Fillon denounced an "institutional coup d'état" organised by "the left", at a hastily organised meeting to rally MPs from his Republicans party on Wednesday morning.
"We know where this affair comes from, it comes from the government, it comes from the left," he said, according to participants.
Government spokesperson Stéphane Le Foll dubbed the accusation "unacceptable" and called on Fillon to let the legal system do its work.
Disarray in mainstream right ranks
Although Fillon's closest allies denounced a "media lynching", many other right-wingers were reconciled to the idea that another candidate has to be found for the April-May presidential election.
The results of the primary, in which Fillon won a surprise victory on a Mr Clean ticket, are now redundant, Georges Fenech, a supporter of former president Nicolas Sarkozy, said on Wednesday and several other MPs admitted there was panic in the ranks.
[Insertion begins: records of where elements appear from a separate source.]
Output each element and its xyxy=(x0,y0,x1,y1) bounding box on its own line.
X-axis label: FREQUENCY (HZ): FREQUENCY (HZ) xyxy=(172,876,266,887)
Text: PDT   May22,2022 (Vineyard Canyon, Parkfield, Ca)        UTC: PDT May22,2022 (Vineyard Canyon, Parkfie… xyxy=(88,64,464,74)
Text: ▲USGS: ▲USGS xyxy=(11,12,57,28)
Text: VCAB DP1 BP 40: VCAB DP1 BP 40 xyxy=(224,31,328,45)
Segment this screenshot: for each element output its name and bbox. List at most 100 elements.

Fillon begged them to stay judgement for a fortnight, saying that the investigation's results should be made public by then.
An opinion poll taken after the latest revelations showed him pushed into third place, leaving centrist former economy minister Emmanuel Macron to face the far right's Marine Le Pen in the second, deciding round.
Pay rise for Penelope
The alternate who replaced Fillon as MP when he became labour minister in 2002 was interviewed by investigators on Wednesday.
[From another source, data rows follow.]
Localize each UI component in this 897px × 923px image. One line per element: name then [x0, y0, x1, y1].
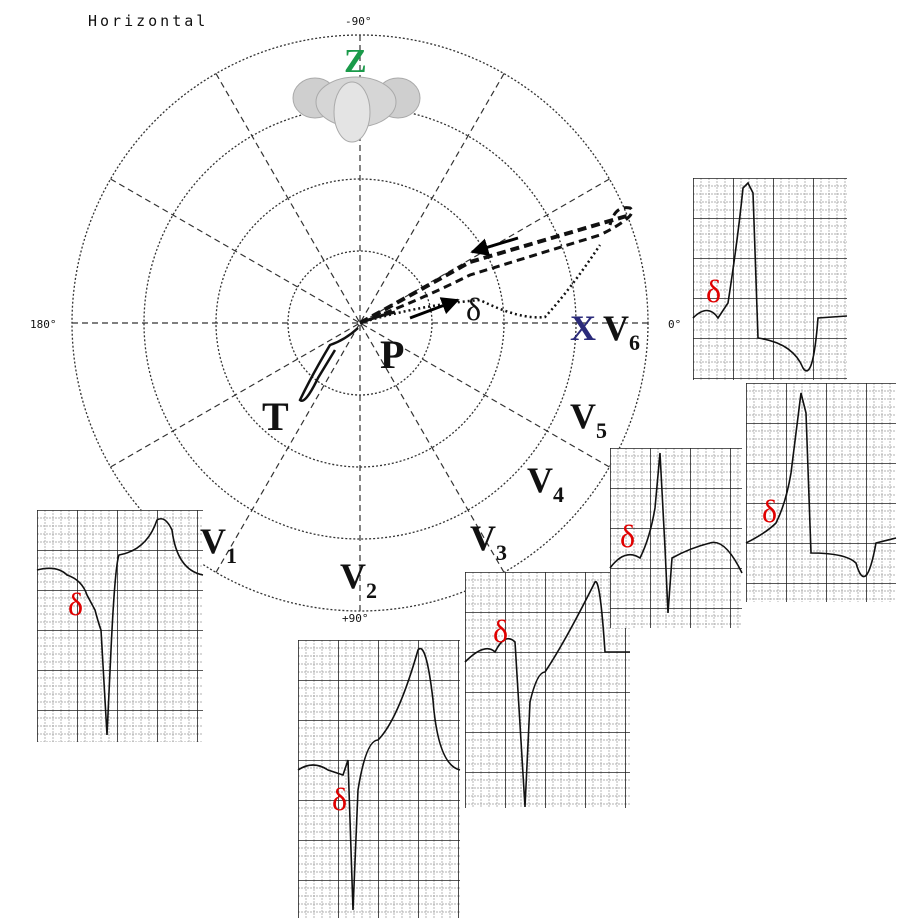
angle-right: 0° — [668, 318, 681, 331]
spoke — [215, 73, 505, 573]
lead-label: V4 — [527, 460, 564, 507]
ecg-trace — [745, 392, 897, 578]
lead-name: V — [527, 460, 553, 500]
ecg-grid — [37, 510, 203, 742]
z-axis-label: Z — [344, 43, 367, 80]
ecg-grid — [465, 572, 630, 808]
lead-label: V1 — [200, 521, 237, 568]
lead-label: V3 — [470, 518, 507, 565]
lead-number: 5 — [596, 418, 607, 443]
lead-name: V — [570, 396, 596, 436]
ecg-grid — [298, 640, 460, 918]
ecg-strip — [609, 448, 743, 628]
angle-top: -90° — [345, 15, 372, 28]
lead-name: V — [603, 308, 629, 348]
t-label: T — [262, 394, 289, 439]
lead-label: V6 — [603, 308, 640, 355]
lead-number: 2 — [366, 578, 377, 603]
title: Horizontal — [88, 12, 208, 30]
angle-left: 180° — [30, 318, 57, 331]
lead-number: 6 — [629, 330, 640, 355]
spoke — [110, 178, 610, 468]
ecg-trace — [692, 181, 848, 372]
ecg-grid — [610, 448, 742, 628]
ecg-trace — [36, 517, 204, 736]
ecg-strip — [36, 510, 204, 742]
lead-label: V5 — [570, 396, 607, 443]
lead-number: 4 — [553, 482, 564, 507]
lead-label: V2 — [340, 556, 377, 603]
lead-name: V — [200, 521, 226, 561]
lead-number: 1 — [226, 543, 237, 568]
delta-label: δ — [466, 291, 481, 327]
delta-label: δ — [706, 273, 721, 309]
angle-bottom: +90° — [342, 612, 369, 625]
ecg-strip — [464, 572, 630, 808]
delta-label: δ — [620, 518, 635, 554]
lead-name: V — [470, 518, 496, 558]
heart-image — [292, 76, 421, 143]
delta-label: δ — [762, 493, 777, 529]
spoke — [110, 178, 610, 468]
ecg-grid — [693, 178, 847, 380]
delta-label: δ — [493, 613, 508, 649]
x-axis-label: X — [570, 308, 596, 348]
ecg-strip — [745, 383, 897, 602]
lead-number: 3 — [496, 540, 507, 565]
spoke — [215, 73, 505, 573]
ecg-strip — [297, 640, 461, 918]
ecg-trace — [464, 581, 630, 808]
vector-loops — [298, 206, 634, 402]
p-label: P — [380, 332, 404, 377]
lead-name: V — [340, 556, 366, 596]
delta-label: δ — [332, 781, 347, 817]
ecg-trace — [297, 647, 461, 911]
ecg-strip — [692, 178, 848, 380]
delta-label: δ — [68, 586, 83, 622]
ecg-trace — [609, 452, 743, 614]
Marc Joulard, who is now mayor of Sablé-sur-Sarthe and an MEP, has to explain why he continued to employ Fillon's wife, Penelope, who is alleged to have done no work despite being employed as a parliamentary assistant, and even gave her a pay rise in 2007 that meant she took home more than he did.
Also on Wednesday, Le Monde newspaper and the Mediapart website called on the former prime minister to explain how a consultancy he runs came to earn 757,526 euros between 2012 and 2015, virtually all of the money going into his pocket.
Fillon set up 2F Conseil on leaving office in 2012, just 13 days before returning to parliament, thus dodging a ban on MPs setting up consultancies during their mandate.
Its turnover since then has been 1,015 million euros, Le Monde reports, and most of its profits are paid into Fillon's bank account.
But, apart from 40-60,000 euros from a company run by René Ricol, who worked for the government while Fillon was prime minister, the sources of the money are unclear.
The media want to know whether any foreign governments paid him as a consultant, pointing to visits he made to Lebanon, Kazakhstan, whose relations with certain French politicians have come under scrutiny in the Kazakhagate affair, and Russia.
Fillon has called for the European Union to end sanctions against Russia and praised its role in the Syrian conflict.
"François Fillon works for no foreign government and no foreign company," declared his PR respresentative Anne Méaux.
On Wednesday Fillon called off visits to Lebanon and Iraq, planned for this weekend, saying he wanted to "stay in contact with his troops and the French people".